JV: I think my parents’ work has always been greater than architecture, which is where its broad appeal comes from. In 2003, I remember I was at a yoga retreat when I saw a poster that reminded me of the Gentle Manifesto, which has a kind of universality to it. My dad’s influences like Thoureau, T.S. Elliot, and William James, who had been greatly influenced by Swami Vivekananda, were introduced to him by his friend Philip Finkelpearl and my grandmother, Vanna Venturi. My father was also immensely influenced by Gestalt psychology, of course.
Around 2004, when we started making the film, a lot of people were interested in revisiting Learning from Las Vegas and Complexity and Contradiction. In 2016, I was heartened to see David Byrne writing about Las Vegas, and talking about my parents’ work. This was special because one of my favorite films is True Stories [by David Byrne] from 1986.
True Stories and my parents’ work have a lot of overlap I think in terms of the sociological and anthropological mechanisms they use to understand the built environment. The Signs of Life exhibition by my parents at the Renwick Gallery in the Smithsonian (1976) is in line with this too, but also the Learning from Levittown and Las Vegas studios they taught. It’s this approach that I think gives it such wide appeal.
Stardust sheds light on the bad relationship between Philip Johnson and Bob and Denise. Can you talk about that?
JV: We gathered plenty of archival material which speaks to this. BBC commissioned a film that was completed around 1991 called The Godfather of Architecture, which was about Philip Johnson. There was some really interesting material in it that pertains to Johnson’s relationship with my father, and also how Johnson excluded my mother from the dinners he organized at the Century Club. The little world that existed there was very much about patronage dinners and handing out work. This world explicitly excluded women.
One of the richest parts of the film I think is Denise’s story, and the fact that she didn’t acquiesce. She didn’t accept the role of playing the wife. Instead, she insisted on being at the table. For that reason, and also because my father didn’t want to participate, my father chose not to go to those Century Club dinners in New York.
You noted that production started more than 20 years ago. Do you think the film benefitted from that long duration?
JV: Let me start by saying I’m not embarrassed about the fact that it took so long. The challenge of making a film with two main characters, narratively and structurally, is very difficult. Neither Anita nor myself had ever made a film before. So naturally there were a lot of inefficiencies.
I had editors in the beginning who had backgrounds in architecture, people from the U.S. Anita became the film’s editor about ten years ago. She came from England, just like Denise. In many ways this was most fitting because Bob learned to love American pop culture while studying in Rome, and Denise viewed the American Southwest after growing up in South Africa and studying in London.

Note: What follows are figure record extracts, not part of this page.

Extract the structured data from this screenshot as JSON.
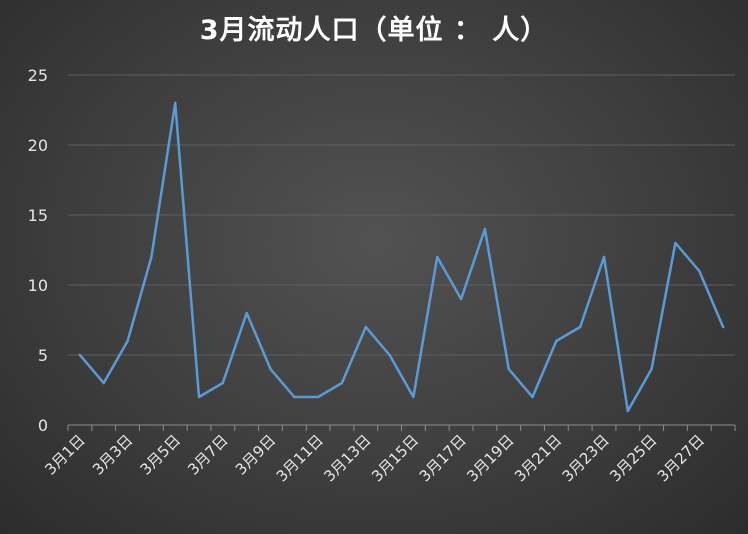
{
  "chart_data": {
    "type": "line",
    "title": "3月流动人口（单位 ： 人）",
    "xlabel": "",
    "ylabel": "",
    "ylim": [
      0,
      25
    ],
    "yticks": [
      0,
      5,
      10,
      15,
      20,
      25
    ],
    "grid": true,
    "legend": "none",
    "line_color": "#5b9bd5",
    "grid_color": "#5e5e5e",
    "categories": [
      "3月1日",
      "3月2日",
      "3月3日",
      "3月4日",
      "3月5日",
      "3月6日",
      "3月7日",
      "3月8日",
      "3月9日",
      "3月10日",
      "3月11日",
      "3月12日",
      "3月13日",
      "3月14日",
      "3月15日",
      "3月16日",
      "3月17日",
      "3月18日",
      "3月19日",
      "3月20日",
      "3月21日",
      "3月22日",
      "3月23日",
      "3月24日",
      "3月25日",
      "3月26日",
      "3月27日",
      "3月28日"
    ],
    "tick_labels_shown": [
      "3月1日",
      "3月3日",
      "3月5日",
      "3月7日",
      "3月9日",
      "3月11日",
      "3月13日",
      "3月15日",
      "3月17日",
      "3月19日",
      "3月21日",
      "3月23日",
      "3月25日",
      "3月27日"
    ],
    "values": [
      5,
      3,
      6,
      12,
      23,
      2,
      3,
      8,
      4,
      2,
      2,
      3,
      7,
      5,
      2,
      12,
      9,
      14,
      4,
      2,
      6,
      7,
      12,
      1,
      4,
      13,
      11,
      7
    ]
  }
}
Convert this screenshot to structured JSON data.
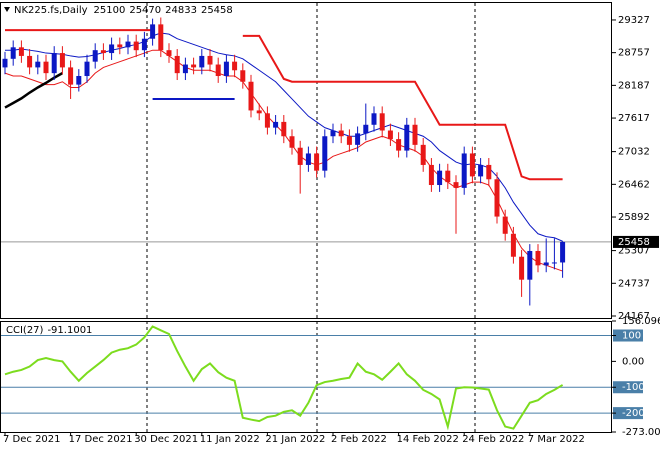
{
  "chart_data": [
    {
      "type": "candlestick",
      "title": "NK225.fs,Daily",
      "categories": [
        "7 Dec 2021",
        null,
        null,
        null,
        null,
        null,
        null,
        null,
        "17 Dec 2021",
        null,
        null,
        null,
        null,
        null,
        null,
        null,
        "30 Dec 2021",
        null,
        null,
        null,
        null,
        null,
        null,
        null,
        "11 Jan 2022",
        null,
        null,
        null,
        null,
        null,
        null,
        null,
        "21 Jan 2022",
        null,
        null,
        null,
        null,
        null,
        null,
        null,
        "2 Feb 2022",
        null,
        null,
        null,
        null,
        null,
        null,
        null,
        "14 Feb 2022",
        null,
        null,
        null,
        null,
        null,
        null,
        null,
        "24 Feb 2022",
        null,
        null,
        null,
        null,
        null,
        null,
        null,
        "7 Mar 2022",
        null,
        null,
        null,
        null
      ],
      "open": [
        28500,
        28650,
        28850,
        28700,
        28500,
        28600,
        28400,
        28750,
        28500,
        28200,
        28350,
        28600,
        28800,
        28750,
        28900,
        28850,
        28950,
        28800,
        29000,
        29250,
        28800,
        28700,
        28400,
        28550,
        28500,
        28700,
        28550,
        28350,
        28600,
        28450,
        28250,
        27750,
        27700,
        27450,
        27550,
        27300,
        27100,
        26800,
        27000,
        26700,
        27300,
        27400,
        27300,
        27150,
        27350,
        27500,
        27700,
        27400,
        27250,
        27050,
        27500,
        27150,
        26800,
        26450,
        26700,
        26500,
        26400,
        27000,
        26600,
        26800,
        26550,
        25900,
        25600,
        25200,
        24800,
        25300,
        25050,
        25100,
        25100
      ],
      "high": [
        28770,
        28970,
        28970,
        28820,
        28720,
        28720,
        28870,
        28870,
        28620,
        28470,
        28720,
        28920,
        28920,
        29020,
        29020,
        29070,
        29070,
        29120,
        29350,
        29370,
        28920,
        28820,
        28670,
        28670,
        28820,
        28820,
        28670,
        28720,
        28720,
        28570,
        28370,
        27870,
        27820,
        27670,
        27670,
        27420,
        27220,
        27120,
        27120,
        27420,
        27520,
        27520,
        27420,
        27470,
        27870,
        27820,
        27820,
        27520,
        27370,
        27620,
        27620,
        27270,
        26920,
        26820,
        26820,
        26620,
        27120,
        27120,
        26920,
        26920,
        26670,
        26020,
        25720,
        25320,
        25420,
        25420,
        25520,
        25520,
        25470
      ],
      "low": [
        28380,
        28530,
        28580,
        28380,
        28380,
        28280,
        28280,
        28380,
        27950,
        28080,
        28230,
        28480,
        28630,
        28630,
        28730,
        28730,
        28680,
        28680,
        28880,
        28680,
        28580,
        28280,
        28280,
        28380,
        28380,
        28430,
        28230,
        28230,
        28330,
        28130,
        27630,
        27580,
        27330,
        27330,
        27180,
        26980,
        26300,
        26680,
        26580,
        26580,
        27180,
        27180,
        27030,
        27030,
        27230,
        27380,
        27280,
        27130,
        26930,
        26930,
        27030,
        26680,
        26330,
        26330,
        26380,
        25600,
        26280,
        26480,
        26480,
        26430,
        25780,
        25480,
        25080,
        24500,
        24350,
        24930,
        24930,
        24980,
        24833
      ],
      "close": [
        28650,
        28850,
        28700,
        28500,
        28600,
        28400,
        28750,
        28500,
        28200,
        28350,
        28600,
        28800,
        28750,
        28900,
        28850,
        28950,
        28800,
        29000,
        29250,
        28800,
        28700,
        28400,
        28550,
        28500,
        28700,
        28550,
        28350,
        28600,
        28450,
        28250,
        27750,
        27700,
        27450,
        27550,
        27300,
        27100,
        26800,
        27000,
        26700,
        27300,
        27400,
        27300,
        27150,
        27350,
        27500,
        27700,
        27400,
        27250,
        27050,
        27500,
        27150,
        26800,
        26450,
        26700,
        26500,
        26400,
        27000,
        26600,
        26800,
        26550,
        25900,
        25600,
        25200,
        24800,
        25300,
        25050,
        25100,
        25100,
        25458
      ],
      "up_color": "#0c18c4",
      "down_color": "#e81818",
      "series": [
        {
          "color": "#0c18c4",
          "width": 1,
          "values": [
            28800,
            28800,
            28820,
            28800,
            28780,
            28750,
            28740,
            28730,
            28700,
            28680,
            28690,
            28720,
            28760,
            28800,
            28830,
            28870,
            28900,
            28950,
            29050,
            29100,
            29080,
            29000,
            28950,
            28900,
            28850,
            28800,
            28750,
            28720,
            28700,
            28650,
            28550,
            28450,
            28350,
            28250,
            28100,
            27950,
            27800,
            27650,
            27550,
            27450,
            27400,
            27350,
            27300,
            27300,
            27350,
            27400,
            27450,
            27500,
            27450,
            27400,
            27350,
            27300,
            27200,
            27050,
            26950,
            26850,
            26800,
            26820,
            26800,
            26750,
            26600,
            26400,
            26150,
            25950,
            25750,
            25600,
            25550,
            25530,
            25470
          ]
        },
        {
          "color": "#e81818",
          "width": 1,
          "values": [
            28400,
            28350,
            28350,
            28300,
            28250,
            28200,
            28200,
            28250,
            28150,
            28150,
            28250,
            28400,
            28500,
            28550,
            28600,
            28650,
            28700,
            28750,
            28800,
            28800,
            28700,
            28600,
            28500,
            28450,
            28450,
            28450,
            28400,
            28350,
            28350,
            28250,
            28050,
            27850,
            27650,
            27500,
            27350,
            27150,
            26950,
            26850,
            26800,
            26850,
            26950,
            27000,
            27050,
            27100,
            27200,
            27250,
            27300,
            27250,
            27150,
            27100,
            27050,
            26950,
            26750,
            26600,
            26500,
            26400,
            26450,
            26500,
            26500,
            26450,
            26200,
            25900,
            25600,
            25350,
            25200,
            25100,
            25050,
            25000,
            24950
          ]
        },
        {
          "color": "#e81818",
          "width": 2,
          "values": [
            29150,
            29150,
            29150,
            29150,
            29150,
            29150,
            29150,
            29150,
            29150,
            29150,
            29150,
            29150,
            29150,
            29150,
            29150,
            29150,
            29150,
            29150,
            29150,
            null,
            null,
            null,
            null,
            null,
            null,
            null,
            null,
            null,
            null,
            29050,
            29050,
            29050,
            28800,
            28550,
            28300,
            28250,
            28250,
            28250,
            28250,
            28250,
            28250,
            28250,
            28250,
            28250,
            28250,
            28250,
            28250,
            28250,
            28250,
            28250,
            28250,
            28000,
            27750,
            27500,
            27500,
            27500,
            27500,
            27500,
            27500,
            27500,
            27500,
            27500,
            27050,
            26600,
            26550,
            26550,
            26550,
            26550,
            26550
          ]
        },
        {
          "color": "#0c18c4",
          "width": 2,
          "values": [
            null,
            null,
            null,
            null,
            null,
            null,
            null,
            null,
            null,
            null,
            null,
            null,
            null,
            null,
            null,
            null,
            null,
            null,
            27950,
            27950,
            27950,
            27950,
            27950,
            27950,
            27950,
            27950,
            27950,
            27950,
            27950,
            null,
            null,
            null,
            null,
            null,
            null,
            null,
            null,
            null,
            null,
            null,
            null,
            null,
            null,
            null,
            null,
            null,
            null,
            null,
            null,
            null,
            null,
            null,
            null,
            null,
            null,
            null,
            null,
            null,
            null,
            null,
            null,
            null,
            null,
            null,
            null,
            null,
            null,
            null,
            null
          ]
        },
        {
          "color": "#000000",
          "width": 2.5,
          "values": [
            27800,
            27880,
            27960,
            28060,
            28150,
            28230,
            28320,
            28400,
            null,
            null,
            null,
            null,
            null,
            null,
            null,
            null,
            null,
            null,
            null,
            null,
            null,
            null,
            null,
            null,
            null,
            null,
            null,
            null,
            null,
            null,
            null,
            null,
            null,
            null,
            null,
            null,
            null,
            null,
            null,
            null,
            null,
            null,
            null,
            null,
            null,
            null,
            null,
            null,
            null,
            null,
            null,
            null,
            null,
            null,
            null,
            null,
            null,
            null,
            null,
            null,
            null,
            null,
            null,
            null,
            null,
            null,
            null,
            null,
            null
          ]
        }
      ],
      "ylim": [
        24132,
        29640
      ],
      "yticks": [
        29327,
        28757,
        28187,
        27617,
        27032,
        26462,
        25892,
        25307,
        24737,
        24167
      ]
    },
    {
      "type": "line",
      "title": "CCI(27)",
      "color": "#7cdc1e",
      "values": [
        -50,
        -40,
        -33,
        -20,
        5,
        13,
        5,
        0,
        -40,
        -75,
        -45,
        -20,
        5,
        34,
        45,
        51,
        65,
        93,
        135,
        120,
        106,
        40,
        -20,
        -75,
        -30,
        -8,
        -42,
        -63,
        -75,
        -218,
        -225,
        -231,
        -215,
        -210,
        -195,
        -189,
        -210,
        -160,
        -92,
        -80,
        -75,
        -68,
        -63,
        -8,
        -40,
        -50,
        -71,
        -40,
        -8,
        -50,
        -75,
        -110,
        -126,
        -147,
        -252,
        -105,
        -100,
        -101,
        -105,
        -109,
        -189,
        -252,
        -260,
        -210,
        -160,
        -150,
        -126,
        -110,
        -91.1001
      ],
      "ylim": [
        -273.0024,
        156.0965
      ],
      "yticks": [
        156.0965,
        100,
        {
          "value": 0,
          "label": "0.00"
        },
        -100,
        -200,
        -273.0024
      ],
      "levels": [
        100,
        -100,
        -200
      ],
      "level_color": "#4a7fa8"
    }
  ]
}
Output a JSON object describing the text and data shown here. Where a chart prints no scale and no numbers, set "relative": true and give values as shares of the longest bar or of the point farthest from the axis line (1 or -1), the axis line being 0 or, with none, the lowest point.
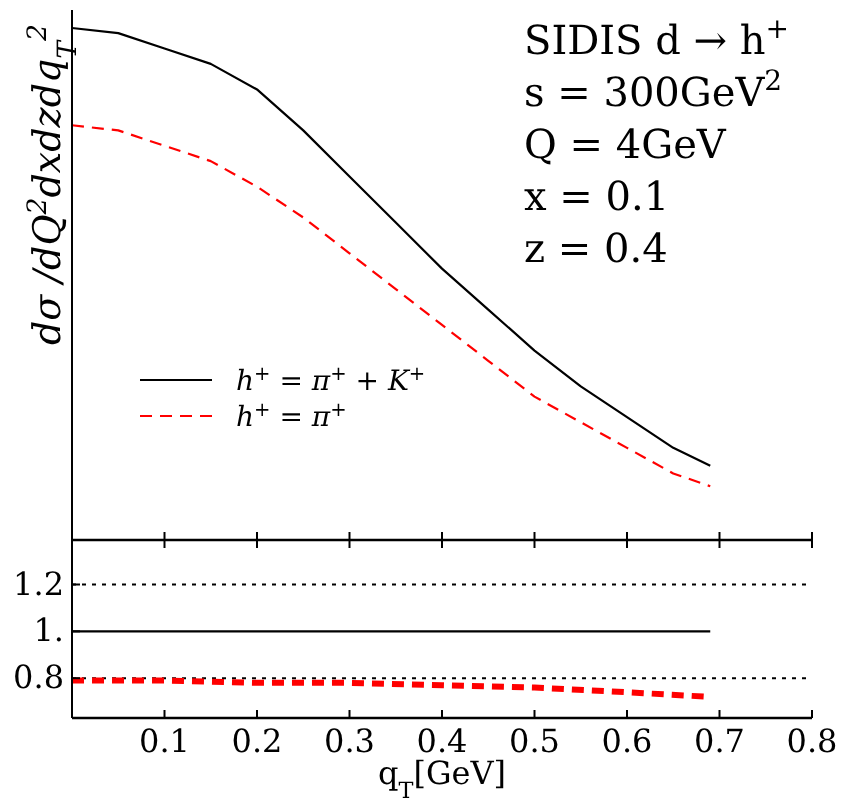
{
  "chart_data": [
    {
      "type": "line",
      "relative": true,
      "ylabel": "dσ /dQ$^{2}$dxdzdq$_{T}$$^{2}$",
      "xlim": [
        0,
        0.8
      ],
      "xticks": [
        0.1,
        0.2,
        0.3,
        0.4,
        0.5,
        0.6,
        0.7,
        0.8
      ],
      "tick_labels": false,
      "legend": "left",
      "annotations": [
        "SIDIS d → h$^{+}$",
        "s = 300GeV$^{2}$",
        "Q = 4GeV",
        "x = 0.1",
        "z = 0.4"
      ],
      "x": [
        0,
        0.05,
        0.1,
        0.15,
        0.2,
        0.25,
        0.3,
        0.35,
        0.4,
        0.45,
        0.5,
        0.55,
        0.6,
        0.65,
        0.69
      ],
      "series": [
        {
          "name": "h$^{+}$ = π$^{+}$ + K$^{+}$",
          "color": "#000000",
          "line_style": "solid",
          "values": [
            1,
            0.99,
            0.96,
            0.93,
            0.88,
            0.8,
            0.71,
            0.62,
            0.53,
            0.45,
            0.37,
            0.3,
            0.24,
            0.18,
            0.145
          ]
        },
        {
          "name": "h$^{+}$ = π$^{+}$",
          "color": "#ff0000",
          "line_style": "dashed",
          "values": [
            0.81,
            0.8,
            0.77,
            0.74,
            0.69,
            0.63,
            0.56,
            0.49,
            0.42,
            0.35,
            0.28,
            0.23,
            0.18,
            0.13,
            0.105
          ]
        }
      ]
    },
    {
      "type": "line",
      "xlabel": "q$_{T}$[GeV]",
      "xlim": [
        0,
        0.8
      ],
      "ylim": [
        0.63,
        1.39
      ],
      "xticks": [
        0.1,
        0.2,
        0.3,
        0.4,
        0.5,
        0.6,
        0.7,
        0.8
      ],
      "yticks": [
        0.8,
        {
          "value": 1,
          "label": "1."
        },
        1.2
      ],
      "ref_lines": [
        {
          "axis": "y",
          "value": 1.2,
          "color": "#000000",
          "line_style": "dotted"
        },
        {
          "axis": "y",
          "value": 0.8,
          "color": "#000000",
          "line_style": "dotted"
        }
      ],
      "x": [
        0,
        0.1,
        0.2,
        0.3,
        0.4,
        0.5,
        0.6,
        0.69
      ],
      "series": [
        {
          "color": "#000000",
          "line_style": "solid",
          "values": [
            1,
            1,
            1,
            1,
            1,
            1,
            1,
            1
          ]
        },
        {
          "color": "#ff0000",
          "line_style": "dashed",
          "values": [
            0.79,
            0.79,
            0.78,
            0.78,
            0.77,
            0.76,
            0.74,
            0.72
          ]
        }
      ]
    }
  ]
}
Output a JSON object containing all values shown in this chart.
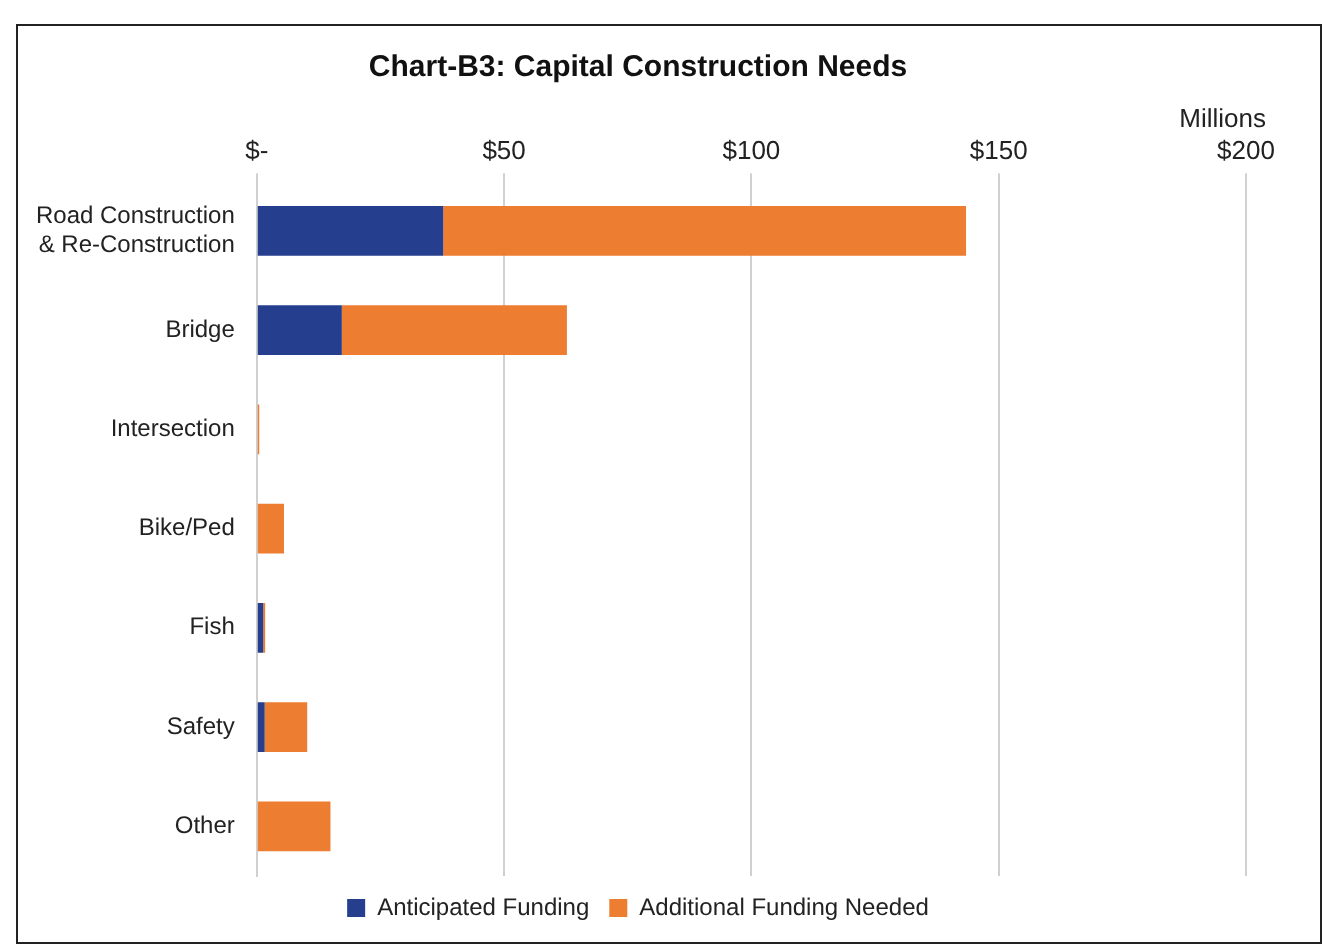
{
  "chart_data": {
    "type": "bar",
    "orientation": "horizontal",
    "stacked": true,
    "title": "Chart-B3: Capital Construction Needs",
    "xlabel": "Millions",
    "categories": [
      "Road Construction & Re-Construction",
      "Bridge",
      "Intersection",
      "Bike/Ped",
      "Fish",
      "Safety",
      "Other"
    ],
    "series": [
      {
        "name": "Anticipated Funding",
        "color": "#253f8e",
        "values": [
          37.7,
          17.2,
          0,
          0,
          1.3,
          1.6,
          0
        ]
      },
      {
        "name": "Additional Funding Needed",
        "color": "#ed7d31",
        "values": [
          105.7,
          45.5,
          0.5,
          5.5,
          0.4,
          8.6,
          14.9
        ]
      }
    ],
    "xlim": [
      0,
      200
    ],
    "xticks": [
      {
        "value": 0,
        "label": "$-"
      },
      {
        "value": 50,
        "label": "$50"
      },
      {
        "value": 100,
        "label": "$100"
      },
      {
        "value": 150,
        "label": "$150"
      },
      {
        "value": 200,
        "label": "$200"
      }
    ],
    "grid": "x",
    "legend": "bottom"
  }
}
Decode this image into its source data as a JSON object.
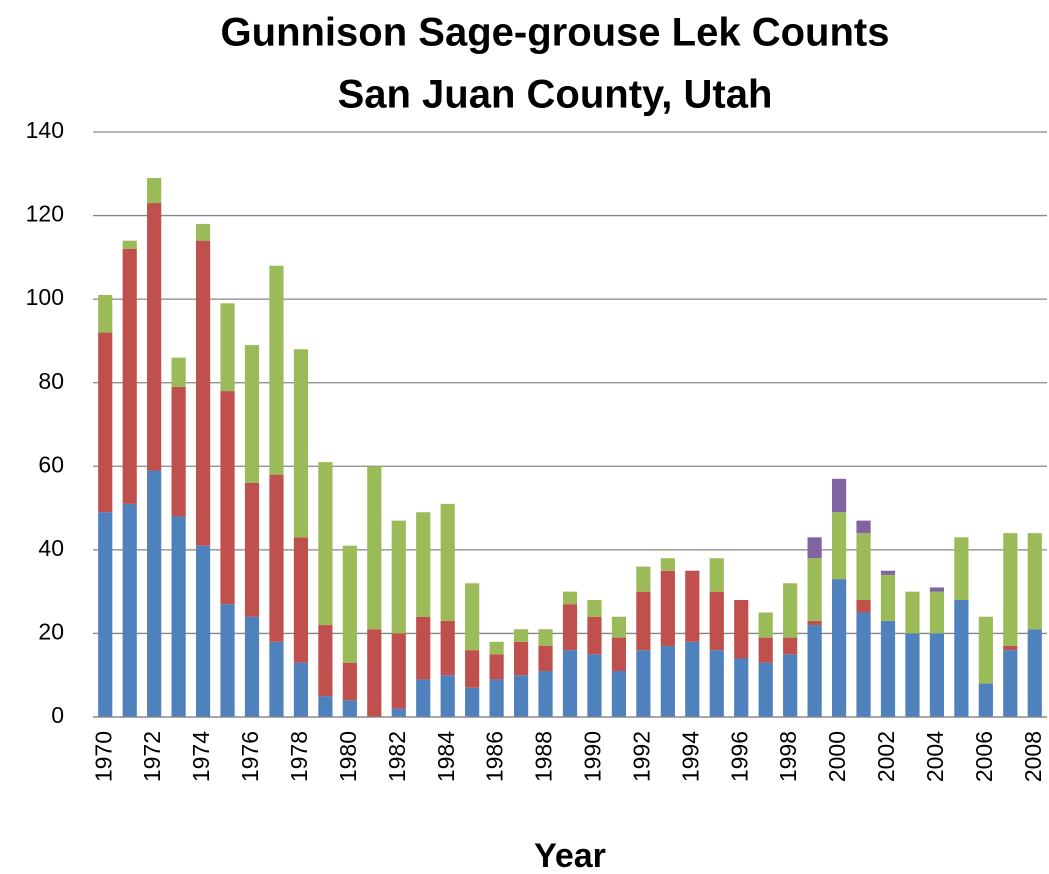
{
  "chart_data": {
    "type": "stacked_bar",
    "title": [
      "Gunnison Sage-grouse Lek Counts",
      "San Juan County, Utah"
    ],
    "x_label": "Year",
    "categories": [
      "1970",
      null,
      "1972",
      null,
      "1974",
      null,
      "1976",
      null,
      "1978",
      null,
      "1980",
      null,
      "1982",
      null,
      "1984",
      null,
      "1986",
      null,
      "1988",
      null,
      "1990",
      null,
      "1992",
      null,
      "1994",
      null,
      "1996",
      null,
      "1998",
      null,
      "2000",
      null,
      "2002",
      null,
      "2004",
      null,
      "2006",
      null,
      "2008"
    ],
    "series": [
      {
        "color": "#4f81bd",
        "values": [
          49,
          51,
          59,
          48,
          41,
          27,
          24,
          18,
          13,
          5,
          4,
          0,
          2,
          9,
          10,
          7,
          9,
          10,
          11,
          16,
          15,
          11,
          16,
          17,
          18,
          16,
          14,
          13,
          15,
          22,
          33,
          25,
          23,
          20,
          20,
          28,
          8,
          16,
          21
        ]
      },
      {
        "color": "#c0504d",
        "values": [
          43,
          61,
          64,
          31,
          73,
          51,
          32,
          40,
          30,
          17,
          9,
          21,
          18,
          15,
          13,
          9,
          6,
          8,
          6,
          11,
          9,
          8,
          14,
          18,
          17,
          14,
          14,
          6,
          4,
          1,
          0,
          3,
          0,
          0,
          0,
          0,
          0,
          1,
          0
        ]
      },
      {
        "color": "#9bbb59",
        "values": [
          9,
          2,
          6,
          7,
          4,
          21,
          33,
          50,
          45,
          39,
          28,
          39,
          27,
          25,
          28,
          16,
          3,
          3,
          4,
          3,
          4,
          5,
          6,
          3,
          0,
          8,
          0,
          6,
          13,
          15,
          16,
          16,
          11,
          10,
          10,
          15,
          16,
          27,
          23
        ]
      },
      {
        "color": "#8064a2",
        "values": [
          0,
          0,
          0,
          0,
          0,
          0,
          0,
          0,
          0,
          0,
          0,
          0,
          0,
          0,
          0,
          0,
          0,
          0,
          0,
          0,
          0,
          0,
          0,
          0,
          0,
          0,
          0,
          0,
          0,
          5,
          8,
          3,
          1,
          0,
          1,
          0,
          0,
          0,
          0
        ]
      }
    ],
    "ylim": [
      0,
      140
    ],
    "yticks": [
      0,
      20,
      40,
      60,
      80,
      100,
      120,
      140
    ],
    "grid": true
  }
}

It was a good thing that Anita didn’t know anything about architecture because, like my parents, she could look at things with fresh eyes.
Another person who helped us make the film was Jonathan Oppenheim, who sadly isn’t around anymore. At an important moment in the editing process, Jonathan asked Anita: ‘What do you want the audience to take away from this documentary?’ That helped Anita realize the story she was trying to tell.
Jonathan took a long time on his documentaries to be finished, so I didn’t mind taking a long time either. I obviously wanted to get it finished, and move on with life. We really wanted it to be done. I think today however one of the things I’m most proud of was insisting we waited until it was really done, and not pushing to have something that wasn’t really as good as it could be.
I feel great about the film now. The regret I have is that I really wish certain people were alive to see it. I’m sad that Bill Menking passed away before the film was finished too. He was a great supporter, a giant. Bill appears in the film’s beginning. But I think those people who aren’t here today would have preferred the film be the best film it can be for the people who watch it.